Angiogenesis

Augmentation of tumour angiogenesis by a MYC-activated microRNA cluster Dews, M. et al. Nature Genet. 30 July 2006 (doi:10.1038/ng1855)

MYC expression in tumour cells increases tumour neovascularization. Dews et al. show that the transduction of mouse colonocytes that express KRAS with a MYC-encoding retrovirus stimulates angiogenesis and the concomitant downregulation of anti-angiogenic thrombospondin 1 (TSP1). Antisense inhibition of the mir-17-92 microRNA cluster, which is upregulated in the transformed colonocytes, partly restores TSP1 expression, and transduction with an miR-17-92-encoding retrovirus mimics the effect of MYC transduction, establishing a role for this microRNA in tumour angiogenesis.

Tumour suppressors

A CK2-dependent mechanism for degradation of the PML tumour suppressor Scaglione, P. P. et al. Cell 126, 269–283 (2006)

The loss of expression of PML in human cancers correlates with tumour progression. Scaglione et al. demonstrate that casein kinase 2 (CK2) phosphorylates the PML protein and promotes its ubiquitin-mediated degradation. The tumour-suppressor function of PML is increased in cells that express PML mutants that are resistant to CK2 phosphorylation or CK2 inhibition. This regulatory mechanism explains the inverse correlation between CK2 kinase activity and PML protein levels in human lung cancer cells.

Metastasis

Interaction of KAI1 on tumour cells with DARC on vascular endothelium leads to metastasis suppression Bandyopadhyay, S. et al. Nature Med. 12, 933–938 (2006)

KAI1 is a cell-surface protein associated with suppressing metastasis in various human tumours. To investigate how KAI1 achieves this, the authors used a yeast two-hybrid screen to identify KAI1-interacting proteins. Duffy antigen receptor for chemokines (DARC) is one such protein and is expressed on endothelial cells. The authors found that KAI1-expressing tumour cells that enter a blood vessel (intravasate) bind DARC and undergo senescence. Furthermore, cells that express KAI1 were able to metastasize in DARC-knockout mice, showing that the KAI1–DARC metastasis-suppression pathway is activated once tumour cells have intravasated.

Cell death

DRAM, a p53-induced modulator of autophagy, is critical for apoptosis Crighton, D. et al. Cell 126, 121–134 (2006)
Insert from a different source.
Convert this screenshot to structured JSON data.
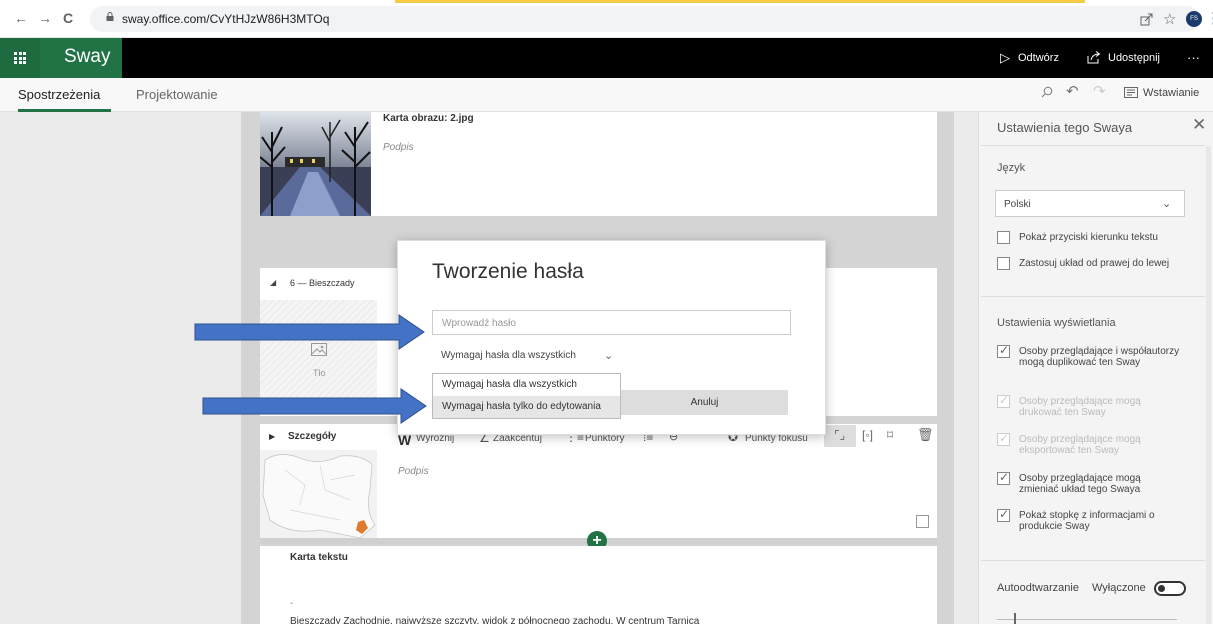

The transcription factor and tumour suppressor p53 can induce cell-cycle arrest and apoptosis. Kevin Ryan and colleagues have identified a new p53 gene target, damage-regulated autophagy modulator (DRAM), which induces autophagy and contributes to p53-mediated apoptosis. The expression of DRAM mRNA is decreased in a various squamous-cell tumours with functional p53 expression, indicating that the modulation of both apoptosis and autophagy might be important for p53-mediated tumour suppression.